# Pinning the origin behind a reverse proxy

A protected MCP server publishes two origin values a client trusts implicitly:

- the RFC 9728 **`resource`** identifier (the server's own canonical URL), served
  by the metadata endpoint and echoed in the `WWW-Authenticate`
  `resource_metadata` challenge URL, and
- **`authorization_servers`** — *where the client goes to get a token*.

By default `attesto_mcp` derives both from the live request connection
(`conn.scheme` + `conn.host` + `conn.port`). For a single host that is correct
and needs no configuration.

## Why deriving from the request is wrong behind a proxy

When TLS is terminated upstream and the app sees proxied requests:

- **Wrong scheme/host.** `conn.scheme` is usually `http` and `conn.host` is
  whatever `X-Forwarded-*` rewriting produced, so the advertised `resource` can
  come out as `http://…` or an internal hostname unless every conn is rewritten
  perfectly.
- **Spoofing.** If the app trusts a proxy-rewritten `Host`/`X-Forwarded-Host`,
  an attacker sending `X-Forwarded-Host: evil.example` can make the metadata
  endpoint advertise an attacker-controlled `resource` or — worse — an
  attacker-controlled `authorization_servers`, steering the client to request
  tokens from an attacker AS.

The metadata document is the one place a client learns where to authorize, so
this is a redirect-to-attacker-AS vector. A FAPI-grade deployment should pin
these values instead of trusting the request.

## The recipe

Two independent knobs, because RFC 9728 keeps the resource server and its
authorization server distinct (they are usually different hosts under FAPI):

| Value | Knob | Source |
| --- | --- | --- |
| `resource` + challenge URL | `:base_url` / `:origin` | the resource server's own canonical origin |
| `authorization_servers` | `:config` issuer, `:issuer`, or explicit `:authorization_servers` | the trusted authorization server |

`:base_url`/`:origin` accept a `String.t()`, a `(Plug.Conn.t() -> String.t())`
callback, or a `{Mod, :fun}` / `{Mod, :fun, args}` tuple (the conn is prepended
to `args`), resolved at request time. A blank or non-binary result is treated as
"not configured" and falls back to the request origin.

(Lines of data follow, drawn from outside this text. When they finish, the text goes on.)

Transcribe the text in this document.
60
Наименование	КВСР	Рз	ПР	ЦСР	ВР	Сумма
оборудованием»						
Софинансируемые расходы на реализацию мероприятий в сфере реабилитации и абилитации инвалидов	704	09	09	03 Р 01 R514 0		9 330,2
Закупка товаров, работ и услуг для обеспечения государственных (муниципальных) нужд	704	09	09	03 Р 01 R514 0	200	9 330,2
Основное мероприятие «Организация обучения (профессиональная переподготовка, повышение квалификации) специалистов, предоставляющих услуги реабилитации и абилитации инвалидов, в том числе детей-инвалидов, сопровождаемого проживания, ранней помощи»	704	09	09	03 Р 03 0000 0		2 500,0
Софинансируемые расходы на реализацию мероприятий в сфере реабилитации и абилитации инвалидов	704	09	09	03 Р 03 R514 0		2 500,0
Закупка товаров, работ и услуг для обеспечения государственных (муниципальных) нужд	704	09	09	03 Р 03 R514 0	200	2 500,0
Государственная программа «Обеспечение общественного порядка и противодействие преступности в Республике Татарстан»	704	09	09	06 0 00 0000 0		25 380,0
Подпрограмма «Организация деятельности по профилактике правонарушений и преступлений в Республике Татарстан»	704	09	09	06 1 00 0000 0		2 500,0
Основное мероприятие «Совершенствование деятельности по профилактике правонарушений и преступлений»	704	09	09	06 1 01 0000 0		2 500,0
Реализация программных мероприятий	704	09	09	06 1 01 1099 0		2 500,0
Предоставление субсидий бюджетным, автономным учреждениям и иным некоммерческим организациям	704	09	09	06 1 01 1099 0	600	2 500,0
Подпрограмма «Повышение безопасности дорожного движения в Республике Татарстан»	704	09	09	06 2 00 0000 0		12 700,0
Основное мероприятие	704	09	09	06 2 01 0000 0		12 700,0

The issuer (`authorization_servers`) is advertised **verbatim** — issuer
identifiers are compared by exact string match, so a trailing slash is preserved
(unlike the resource origin, where it is trimmed before joining the path).

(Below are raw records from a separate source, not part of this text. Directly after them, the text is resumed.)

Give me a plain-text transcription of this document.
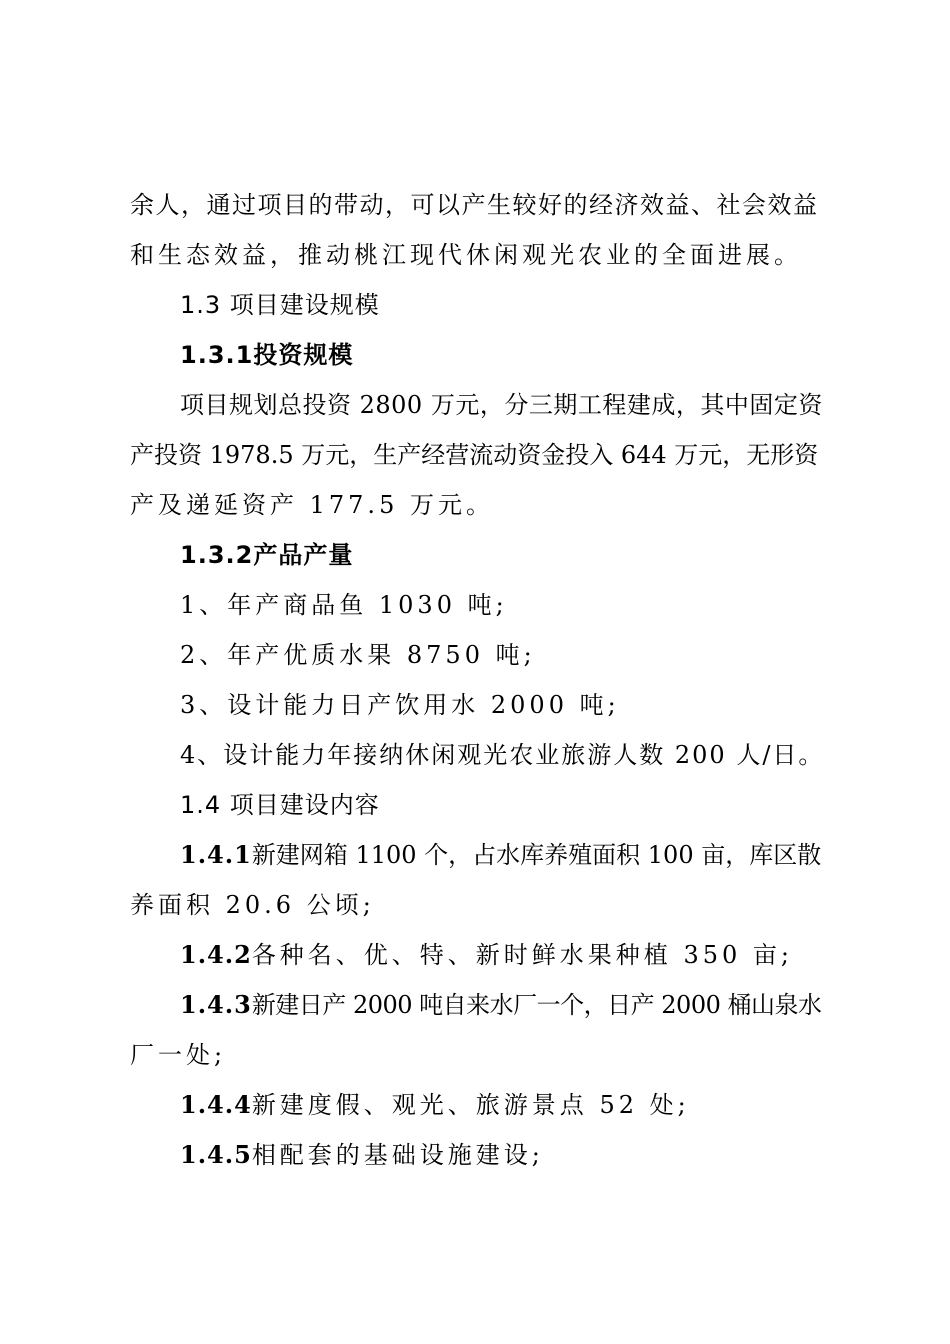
余人，通过项目的带动，可以产生较好的经济效益、社会效益
和生态效益，推动桃江现代休闲观光农业的全面进展。
1.3 项目建设规模
1.3.1投资规模
项目规划总投资 2800 万元，分三期工程建成，其中固定资
产投资 1978.5 万元，生产经营流动资金投入 644 万元，无形资
产及递延资产 177.5 万元。
1.3.2产品产量
1、年产商品鱼 1030 吨;
2、年产优质水果 8750 吨;
3、设计能力日产饮用水 2000 吨;
4、设计能力年接纳休闲观光农业旅游人数 200 人/日。
1.4 项目建设内容
1.4.1新建网箱 1100 个，占水库养殖面积 100 亩，库区散
养面积 20.6 公顷;
1.4.2各种名、优、特、新时鲜水果种植 350 亩;
1.4.3新建日产 2000 吨自来水厂一个，日产 2000 桶山泉水
厂一处;
1.4.4新建度假、观光、旅游景点 52 处;
1.4.5相配套的基础设施建设;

### Router (metadata endpoint)

```elixir
defmodule MyAppWeb.Router do
  use Phoenix.Router
  use AttestoMCP.Router

  scope "/" do
    pipe_through :api

    attesto_mcp_protected_resource_metadata "/mcp",
      scopes: ["mcp:tools:call"],
      # pin the resource server origin (resource + well-known URL)
      base_url: "https://mcp.example.com",
      # pin the authorization server the client should use
      config: &MyApp.Attesto.config/0
  end
end
```

Route `private` is compiled, so pass a **string** or a **`&Mod.fun/1` capture**
for `:base_url`/`:origin` — not an anonymous `fn`. The same applies to `:config`
(a `&Mod.config/0` capture works).

### Endpoint (the `WWW-Authenticate` challenge)

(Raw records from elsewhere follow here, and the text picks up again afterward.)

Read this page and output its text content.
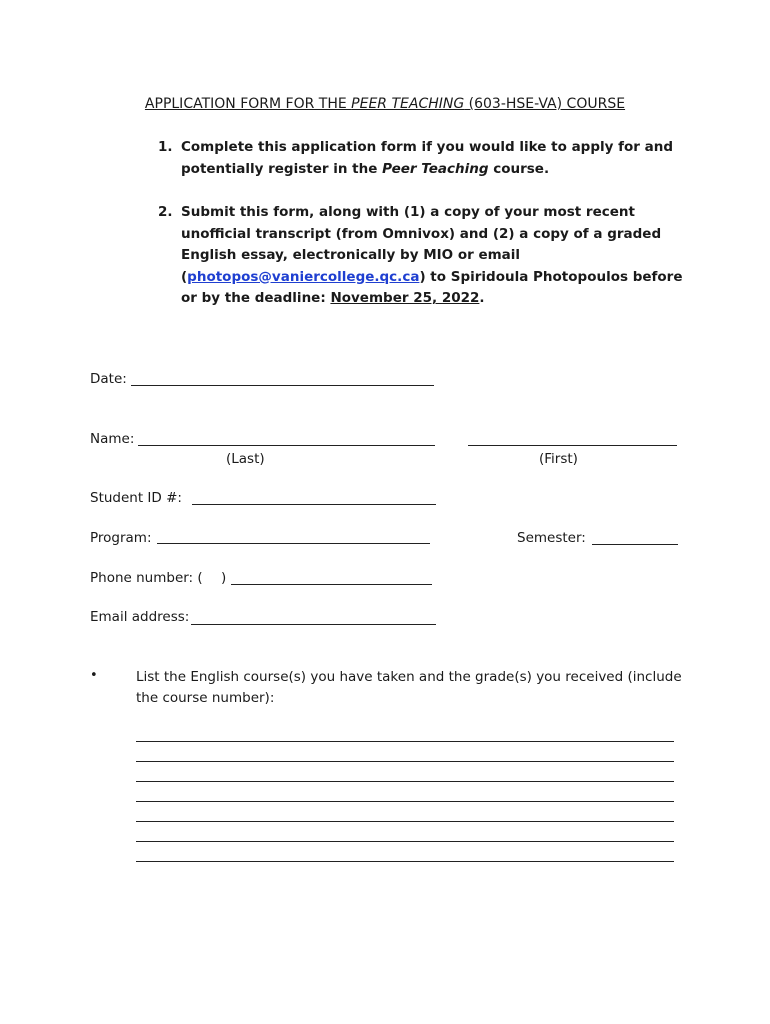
APPLICATION FORM FOR THE PEER TEACHING (603-HSE-VA) COURSE
1. Complete this application form if you would like to apply for and potentially register in the Peer Teaching course.
2. Submit this form, along with (1) a copy of your most recent unofficial transcript (from Omnivox) and (2) a copy of a graded English essay, electronically by MIO or email (photopos@vaniercollege.qc.ca) to Spiridoula Photopoulos before or by the deadline: November 25, 2022.
Date:
Name:
(Last)	(First)
Student ID #:
Program:	Semester:
Phone number: ( )
Email address:
•	List the English course(s) you have taken and the grade(s) you received (include the course number):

Pin the same `:base_url`/`:origin` on `AttestoMCP.Plug.ProtectResource` so the
challenge URL matches the served `resource`:

```elixir
plug AttestoMCP.Plug.ProtectResource,
  config: &MyApp.Attesto.config/0,
  resource: "/mcp",
  scopes: [AttestoMCP.Scopes.tools_call()],
  base_url: "https://mcp.example.com"
```

With the origin pinned you do **not** need a bespoke canonical-host guard plug in
front of the metadata routes: a spoofed `Host`/`X-Forwarded-Host` can no longer
change the advertised `resource`, challenge URL, or `authorization_servers`.

### Using a callback

When the canonical origin is computed (multi-tenant, per-deployment config),
pass a capture instead of a literal:

```elixir
# lib/my_app/attesto.ex
def mcp_origin(_conn), do: MyApp.Config.canonical_url()

# router / plug
base_url: &MyApp.Attesto.mcp_origin/1
```

## What stays automatic

- Omit every knob and you get the previous behavior: both origins derived from
  the request connection — correct for a simple single-host setup.
- `authorization_servers` only changes from the resource origin when you supply
  a `:config`/`:issuer` (or an explicit `:authorization_servers`), so existing
  single-host deployments are unaffected.